Le 3 mai 2019, un incendie s’est déclaré dans la copropriété, détruisant des parties communes et privatives de l’immeuble. Suivant contrat d’architecte pour travaux existants conclu le 16 décembre 2019, la société Wimm Architecte s’est vue confier la maîtrise d’oeuvre des travaux de réhabilitation et reconstruction partielle du bâtiment.
Par actes des 13 et 14 novembre 2024 M. [M] [N] et Mme [F] [N] née [G] ont fait assigner devant le juge des référés du tribunal judiciaire d’Albertville la Sarl Wimm et la Sas Cis Immobilier en sa qualité de syndic du syndicat des copropriétaires Les Balcons de la Tarentaise – Bâtiment B aux fins de voir :
— condamner les défendeurs à communiquer sous astreinte de 100 euros par jour passés 15 jours à compter de la signification de l’ordonnance le contrat conclu entre eux pour l’ensemble des opérations ainsi que le cahier des charges de chaque lot.
— autoriser M. et Mme [N] à procéder à la reprise des travaux utiles décrits dans le rapport d’expertise de M. [U] et ayant fait l’objet des devis communiqués,
— condamner conjointement et solidairement les défendeurs au paiement des sommes provisionnelles de 39.000 euros à titre de provision sur les travaux à réaliser, 44.000 euros à titre de provision sur la perte de jouissance de l’appartement, 3.000 euros à titre des frais irrépétibles, outre les dépens.
L’affaire a été enrôlée sous le n° RG 24/00499.
Par actes des 31 janvier et 4 février 2025, M. [M] [N] et Mme [F] [N] née [G] ont appelé en cause la société MAF (Mutuelle Architectes Français) et la société Mma Iard en leurs qualité d’assureurs respectifs au moment des faits des sociétés CIS Immobilier et WIMM afin de les voir condamner solidairement au paiement des provisions demandées aux sociétés assurées, outre 5000 € sur le fondement de l’article 700 du Code de Procédure de Civile.

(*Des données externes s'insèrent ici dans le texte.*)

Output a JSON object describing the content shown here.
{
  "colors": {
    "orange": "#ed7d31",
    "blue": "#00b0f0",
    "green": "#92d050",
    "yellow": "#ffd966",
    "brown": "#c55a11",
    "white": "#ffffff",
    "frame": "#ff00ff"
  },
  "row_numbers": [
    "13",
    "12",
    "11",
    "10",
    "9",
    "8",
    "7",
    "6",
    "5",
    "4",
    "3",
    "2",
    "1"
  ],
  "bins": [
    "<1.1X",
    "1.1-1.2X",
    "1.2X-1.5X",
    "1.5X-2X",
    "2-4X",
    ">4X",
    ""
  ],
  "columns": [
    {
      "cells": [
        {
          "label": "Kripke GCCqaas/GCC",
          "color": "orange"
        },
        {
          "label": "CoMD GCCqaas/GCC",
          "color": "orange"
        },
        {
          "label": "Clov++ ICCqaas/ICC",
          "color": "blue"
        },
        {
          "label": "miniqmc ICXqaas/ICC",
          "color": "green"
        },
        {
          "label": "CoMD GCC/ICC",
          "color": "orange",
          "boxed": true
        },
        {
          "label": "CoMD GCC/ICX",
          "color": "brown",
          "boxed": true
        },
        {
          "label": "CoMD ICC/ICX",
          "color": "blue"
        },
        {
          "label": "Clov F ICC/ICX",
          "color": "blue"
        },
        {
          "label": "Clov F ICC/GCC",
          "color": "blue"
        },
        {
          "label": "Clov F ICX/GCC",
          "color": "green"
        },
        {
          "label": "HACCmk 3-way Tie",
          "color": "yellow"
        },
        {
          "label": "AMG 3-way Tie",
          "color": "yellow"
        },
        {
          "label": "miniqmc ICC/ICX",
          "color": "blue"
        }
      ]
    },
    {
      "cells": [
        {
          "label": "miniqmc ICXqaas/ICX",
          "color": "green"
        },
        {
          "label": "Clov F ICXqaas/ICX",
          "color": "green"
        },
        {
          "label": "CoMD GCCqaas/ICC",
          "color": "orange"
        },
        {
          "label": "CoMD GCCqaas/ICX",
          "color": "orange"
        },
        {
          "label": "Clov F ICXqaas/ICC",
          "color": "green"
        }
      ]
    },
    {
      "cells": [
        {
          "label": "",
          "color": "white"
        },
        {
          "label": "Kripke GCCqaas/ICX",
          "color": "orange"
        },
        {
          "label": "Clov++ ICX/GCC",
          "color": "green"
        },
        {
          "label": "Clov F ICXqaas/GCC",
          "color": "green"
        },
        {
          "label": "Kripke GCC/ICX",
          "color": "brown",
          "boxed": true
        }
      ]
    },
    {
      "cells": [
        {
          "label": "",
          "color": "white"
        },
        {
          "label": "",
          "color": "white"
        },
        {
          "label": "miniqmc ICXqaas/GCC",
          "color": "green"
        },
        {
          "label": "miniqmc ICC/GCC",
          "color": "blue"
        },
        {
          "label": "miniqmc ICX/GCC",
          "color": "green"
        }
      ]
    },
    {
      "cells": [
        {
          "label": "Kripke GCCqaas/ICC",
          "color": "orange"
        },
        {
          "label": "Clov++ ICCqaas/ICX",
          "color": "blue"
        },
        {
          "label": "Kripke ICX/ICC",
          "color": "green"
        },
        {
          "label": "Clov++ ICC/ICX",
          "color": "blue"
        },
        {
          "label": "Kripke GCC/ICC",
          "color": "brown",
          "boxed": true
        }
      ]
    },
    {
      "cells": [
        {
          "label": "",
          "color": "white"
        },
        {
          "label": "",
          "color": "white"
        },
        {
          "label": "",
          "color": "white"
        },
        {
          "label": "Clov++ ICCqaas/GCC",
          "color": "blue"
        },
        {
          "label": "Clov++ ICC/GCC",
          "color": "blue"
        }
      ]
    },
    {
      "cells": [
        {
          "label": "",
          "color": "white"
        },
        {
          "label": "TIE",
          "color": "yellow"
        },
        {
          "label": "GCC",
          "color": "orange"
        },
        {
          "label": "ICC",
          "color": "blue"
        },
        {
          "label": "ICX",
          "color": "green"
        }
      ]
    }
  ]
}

L’affaire a été enrôlée sous le n°RG 25/00051.
A l’audience du 11 mars 2025, la jonction des affaires a été prononcée sous le n°RG 24/00499.
Selon dernières conclusions du 13 mai 2025, les époux [N] maintiennent leurs demandes de condamnation conjointe et solidaire à l’encontre de tous les défendeurs, actualisent le montant des frais irrépétibles à la somme de 7.000 euros et rejettent les demandes fins et conclusions de l’ensemble des défendeurs.
A l’appui de leurs demandes, ils indiquent que suite à l’incendie, des travaux de reconstruction ont été entrepris, la société Wimm étant désignée comme maître d’oeuvre et la société Cis Immobilier assumant le rôle de maître d’ouvrage délégué. Or malgré désormais un délai de près de cinq années écoulé, les travaux ne sont toujours pas terminés et ne leur permettent pas de reprendre possession de leur appartement et d’en jouir.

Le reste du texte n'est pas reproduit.